The song received positive reviews from critics who praised its lyricism and different takes on typical country tropes. "Hope You Get Lonely Tonight" peaked at number one on the US Billboard Country Airplay chart, giving Swindell his second number-one country hit overall. It also charted at numbers seven and 50 on the Hot Country Songs and US Billboard Hot 100 charts respectively. The song was certified platinum by the Recording Industry Association of America (RIAA), denoting sales of over one million units in that country. The song also charted in Canada at number six on the Country chart and number 74 on the Canadian Hot 100. It was also certified gold by Music Canada, denoting sales of over 40,000 units in that country.

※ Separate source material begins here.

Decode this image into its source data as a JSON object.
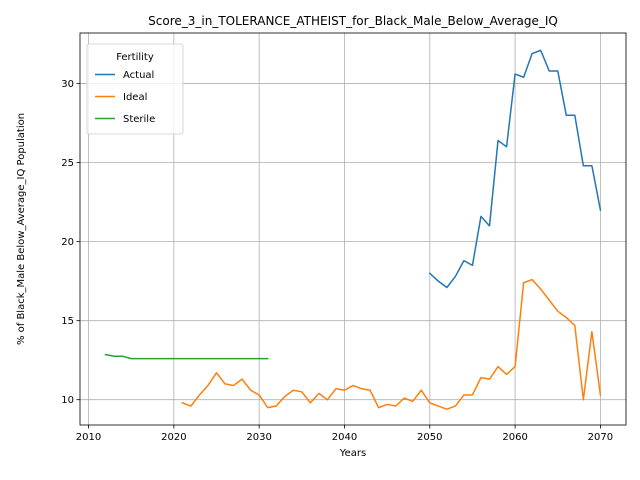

The accompanying music video was directed by Peter Zavadil and features Swindell and his girlfriend hanging out separately at night.

==Critical reception==
Billy Dukes of Taste of Country gave the song a favorable review, praising it for having "sharp lyrics, fine storytelling and an undeniable familiarity." Dukes wrote that Swindell "uses country tropes in unique ways" and added that "the production is thick with guitar and synthesizers, but nothing gets in the way of this fine lyric." Ashley Cooke of Roughstock gave the song four stars out of five, calling it "destined for success" and "a well-written song, which is sure to gain attention in this new 'Pop/Country', 'Bro-Country' world." In 2017, Billboard contributor Chuck Dauphin put "Hope You Get Lonely Tonight" at number three on his top 10 list of Swindell's best songs.

==Music video==
The music video was directed by Peter Zavadil and premiered in August 2014. The video features Swindell and his girlfriend hanging out separately while feeling depressed; Swindell alone at a bar and she hanging out with her girlfriends. The video ends with both of them meeting together at a diner.

==Chart performance==
"Hope You Get Lonely Tonight" debuted at number 57 on the U.S. Billboard Country Airplay chart for the week of March 22, 2014. It also debuted at number 27 on the U.S. Billboard Hot Country Songs chart for the week of February 1, 2014. For the week of October 11, the song became his first number one single on the Country Airplay chart. As of October 2014, the single has sold 617,000 copies in the United States. On January 6, 2016, the single was certified platinum by the Recording Industry Association of America (RIAA) for sales of over a million digital copies in the United States.

==Charts==

===Weekly charts===

| Chart (2014) | Peak position |
|---|---|
| Canada Hot 100 (Billboard) | 74 |
| Canada Country (Billboard) | 6 |
| US Billboard Hot 100 | 50 |
| US Country Airplay (Billboard) | 1 |
| US Hot Country Songs (Billboard) | 7 |

===Year-end charts===

| Chart (2014) | Position |
|---|---|
| US Country Airplay (Billboard) | 7 |
| US Hot Country Songs (Billboard) | 21 |

==Certifications==

| Region | Certification | Certified units/sales |
| Canada (Music Canada) | Gold | 40,000^{*} |
| United States (RIAA) | Platinum | 1,000,000^{‡} |
^{*} Sales figures based on certification alone. ^{‡} Sales+streaming figures based on certification alone.